Les Gabonais attendent toujours la proclamation des résultats de la présidentielle opposant le sortant Ali Bongo et son rival Jean Ping. La commission électorale a entamé ses travaux avec près de 12 heures de retard.
Les Gabonais attendaient toujours, mercredi 31 août, de connaître le nom de leur président après une longue nuit de vains conciliabules à la Commission électorale nationale (Cénap), qui s'est réunie pour désigner le vainqueur du scrutin de samedi entre le chef de l'État sortant, Ali Bongo Ondimba, ou son rival, Jean Ping.
"Pourquoi s'amuse-t-on à se faire peur ? Il faut qu'on en finisse avec le suspense", écrivait mercredi matin L'Union, journal proche du pouvoir. Le quotidien reproduit en une l'appel à la retenue lancé la veille par le secrétaire général des Nations unies, Ban Ki-moon, aux deux candidats qui revendiquent tous deux la victoire.
Vie au ralenti
Redoutant des troubles, les Gabonais vivent au ralenti dans l'attente de la proclamation du résultat final par le ministre de l'Intérieur, prévue à l'issue d'une réunion plénière de la Cénap. Dans le centre de Libreville, le dispositif policier et militaire reste important, et des barrages ont été réinstallés autour du siège de la présidence sur le front de mer, a constaté une journaliste de l'AFP.

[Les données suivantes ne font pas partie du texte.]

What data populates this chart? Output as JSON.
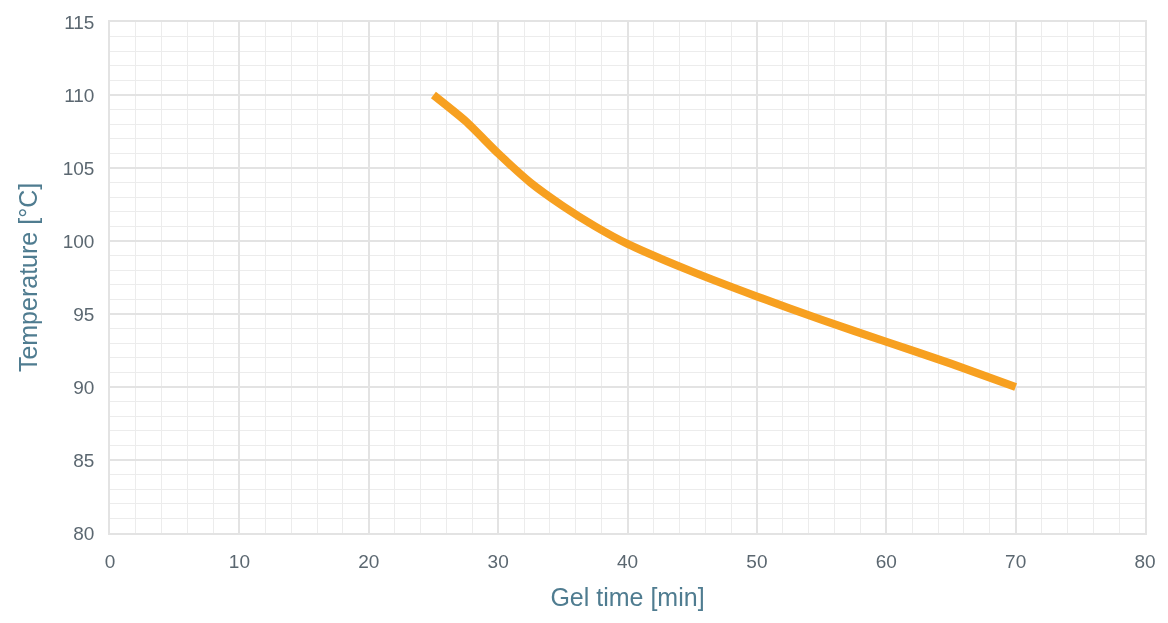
{
  "chart_data": {
    "type": "line",
    "xlabel": "Gel time [min]",
    "ylabel": "Temperature [°C]",
    "series": [
      {
        "color": "#f7a020",
        "x": [
          25,
          27.5,
          30,
          32.5,
          35,
          37.5,
          40,
          45,
          50,
          55,
          60,
          65,
          70
        ],
        "values": [
          110,
          108.2,
          106,
          104,
          102.4,
          101,
          99.8,
          97.9,
          96.2,
          94.6,
          93.1,
          91.6,
          90
        ]
      }
    ],
    "xlim": [
      0,
      80
    ],
    "xticks": [
      0,
      10,
      20,
      30,
      40,
      50,
      60,
      70,
      80
    ],
    "ylim": [
      80,
      115
    ],
    "yticks": [
      80,
      85,
      90,
      95,
      100,
      105,
      110,
      115
    ],
    "grid": true,
    "marker": "none",
    "line_style": "solid"
  }
}
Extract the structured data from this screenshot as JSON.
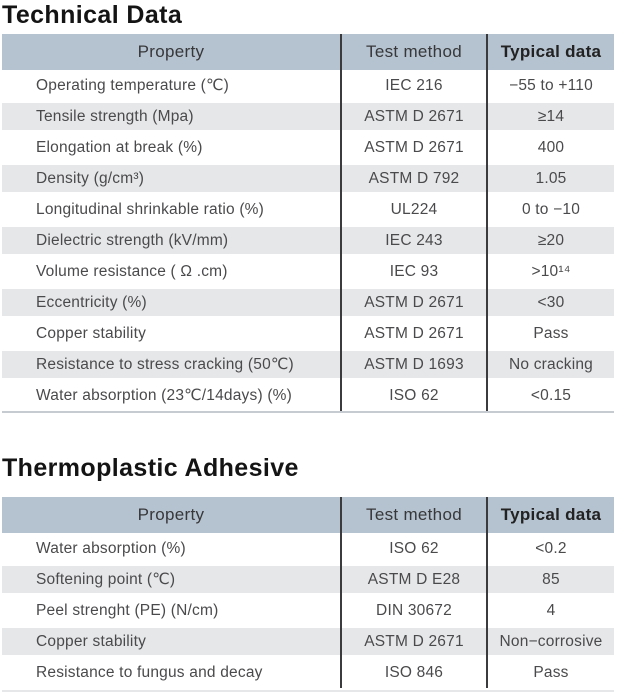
{
  "colors": {
    "header_bg": "#b5c2cf",
    "alt_row_band": "#e6e7e9",
    "row_bg": "#ffffff",
    "divider": "#3b3b3d",
    "text": "#4a4a4c",
    "title": "#141414",
    "table_bottom_hairline": "#c6cbd1"
  },
  "sections": [
    {
      "title": "Technical Data",
      "columns": [
        "Property",
        "Test method",
        "Typical data"
      ],
      "rows": [
        {
          "property": "Operating temperature (℃)",
          "test_method": "IEC 216",
          "typical_data": "−55 to +110"
        },
        {
          "property": "Tensile strength (Mpa)",
          "test_method": "ASTM D 2671",
          "typical_data": "≥14"
        },
        {
          "property": "Elongation at break (%)",
          "test_method": "ASTM D 2671",
          "typical_data": "400"
        },
        {
          "property": "Density (g/cm³)",
          "test_method": "ASTM D 792",
          "typical_data": "1.05"
        },
        {
          "property": "Longitudinal shrinkable ratio (%)",
          "test_method": "UL224",
          "typical_data": "0 to −10"
        },
        {
          "property": "Dielectric strength (kV/mm)",
          "test_method": "IEC 243",
          "typical_data": "≥20"
        },
        {
          "property": "Volume resistance ( Ω .cm)",
          "test_method": "IEC 93",
          "typical_data": ">10¹⁴"
        },
        {
          "property": "Eccentricity (%)",
          "test_method": "ASTM D 2671",
          "typical_data": "<30"
        },
        {
          "property": "Copper stability",
          "test_method": "ASTM D 2671",
          "typical_data": "Pass"
        },
        {
          "property": "Resistance to stress cracking (50℃)",
          "test_method": "ASTM D 1693",
          "typical_data": "No cracking"
        },
        {
          "property": "Water absorption (23℃/14days) (%)",
          "test_method": "ISO 62",
          "typical_data": "<0.15"
        }
      ]
    },
    {
      "title": "Thermoplastic Adhesive",
      "columns": [
        "Property",
        "Test method",
        "Typical data"
      ],
      "rows": [
        {
          "property": "Water absorption (%)",
          "test_method": "ISO 62",
          "typical_data": "<0.2"
        },
        {
          "property": "Softening point (℃)",
          "test_method": "ASTM D E28",
          "typical_data": "85"
        },
        {
          "property": "Peel strenght (PE) (N/cm)",
          "test_method": "DIN 30672",
          "typical_data": "4"
        },
        {
          "property": "Copper stability",
          "test_method": "ASTM D 2671",
          "typical_data": "Non−corrosive"
        },
        {
          "property": "Resistance to fungus and decay",
          "test_method": "ISO 846",
          "typical_data": "Pass"
        }
      ]
    }
  ]
}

Les habitants sortent timidement, à pied le plus souvent, faute de taxis généralement très nombreux. Les commerces ouvrent leur rideau sans exclure de finir la journée plus tôt que prévu, comme la veille. Habitués à la paix, les Gabonais se souviennent des troubles post-électoraux de 2009 dans la capitale économique Port-Gentil (morts, pillages, consulat de France incendié...).

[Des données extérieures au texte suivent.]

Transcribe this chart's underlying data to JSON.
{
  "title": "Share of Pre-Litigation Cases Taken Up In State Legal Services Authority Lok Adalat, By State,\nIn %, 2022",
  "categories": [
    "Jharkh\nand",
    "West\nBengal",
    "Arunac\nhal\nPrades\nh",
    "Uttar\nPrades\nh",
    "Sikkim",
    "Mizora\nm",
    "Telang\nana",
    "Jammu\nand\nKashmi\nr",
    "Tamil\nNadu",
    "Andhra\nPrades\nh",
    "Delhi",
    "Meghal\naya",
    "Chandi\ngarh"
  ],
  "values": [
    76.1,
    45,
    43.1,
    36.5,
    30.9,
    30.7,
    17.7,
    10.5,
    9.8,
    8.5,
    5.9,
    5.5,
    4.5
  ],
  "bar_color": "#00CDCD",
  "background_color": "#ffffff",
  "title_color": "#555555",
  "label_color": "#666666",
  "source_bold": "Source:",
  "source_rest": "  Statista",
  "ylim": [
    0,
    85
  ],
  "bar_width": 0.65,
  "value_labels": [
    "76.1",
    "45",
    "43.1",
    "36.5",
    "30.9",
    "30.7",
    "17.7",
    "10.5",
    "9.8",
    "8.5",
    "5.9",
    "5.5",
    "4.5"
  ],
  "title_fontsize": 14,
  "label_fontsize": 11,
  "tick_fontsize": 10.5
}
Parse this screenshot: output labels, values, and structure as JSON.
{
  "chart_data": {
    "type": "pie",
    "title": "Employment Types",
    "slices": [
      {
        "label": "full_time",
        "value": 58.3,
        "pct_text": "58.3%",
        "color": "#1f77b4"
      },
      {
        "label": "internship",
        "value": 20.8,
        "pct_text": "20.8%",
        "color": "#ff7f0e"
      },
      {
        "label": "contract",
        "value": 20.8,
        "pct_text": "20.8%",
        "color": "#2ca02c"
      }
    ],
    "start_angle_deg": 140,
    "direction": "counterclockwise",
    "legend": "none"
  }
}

Les délégués d’Ali Bongo et de Jean Ping ont veillé toute la nuit au siège de la commission électorale, qui centralise les procès-verbaux d'une élection à un tour avec un peu plus de 628 000 inscrits. Une centaine de partisans de Jean Ping ont dormi au siège de campagne de leur candidat en attendant les résultats officiels.
12 heures de retard
L'assemblée plénière, décisive pour désigner le vainqueur de l'élection, a commencé avec près de 12 heures de retard et en l'absence des observateurs de l'Union européenne (UE), qui n'ont pas été autorisés à y assister. Depuis mardi soir, les débats au sein de cette commission qui collectent les résultats butent sur une seule des neuf provinces : le Haut-Ogooué, fief de l'ethnie Téké du président Bongo.
D'après les procès verbaux, le président sortant obtiendrait dans cette province 95,46 % des suffrages, avec une participation de 99,93 % pour 71 714 inscrits. Les délégués de l'opposition au sein de la Cénap ont prévenu qu'ils n'accepteraient pas ces résultats : "On va se battre. On veut recompter bureau par bureau" dans le Haut-Ogooué, a expliqué l'un d'eux.
Le président de la Cénap, René Aboghe Ella, a précisé que la loi n'autorise pas une proclamation bureau par bureau pour la présidentielle, comme l'avait également demandé lundi la chef de la mission des observateurs européens, Maryia Gabriel, afin d'"assurer la confiance dans l'intégrité des résultats finaux et garantir qu'il reflète la volonté populaire".
"Fraude" et "ingérences"
Mardi, Jean Ping, 73 ans, a répété qu'il se considérait vainqueur de cette élection. L'entourage du président Bongo évoquait également depuis samedi une "avance" qui lui garantirait la victoire. Malgré l'appel du secrétaire des Nations unies, les invectives n'ont pas cessé.
Le porte-parole du gouvernement, Alain-Claude Bilie-By-Nze, a dénoncé mardi "des ingérences multiples" au bénéfice de Jean Ping, visant la France et un présumé proche du président ivoirien Alassane Ouattara, qui a été congédié par le pouvoir à Abidjan.
Ex-baron du régime du président Omar Bongo, opposant tardif après l'élection de son fils Ali en 2009, Jean Ping prétend renverser la famille au pouvoir depuis 1967. Ali Bongo, 57 ans, a défendu son bilan avec des "investissements sans précédent" et la diversification de l'économie, en promettant "l'égalité des chances" et de faire mieux pour le logement.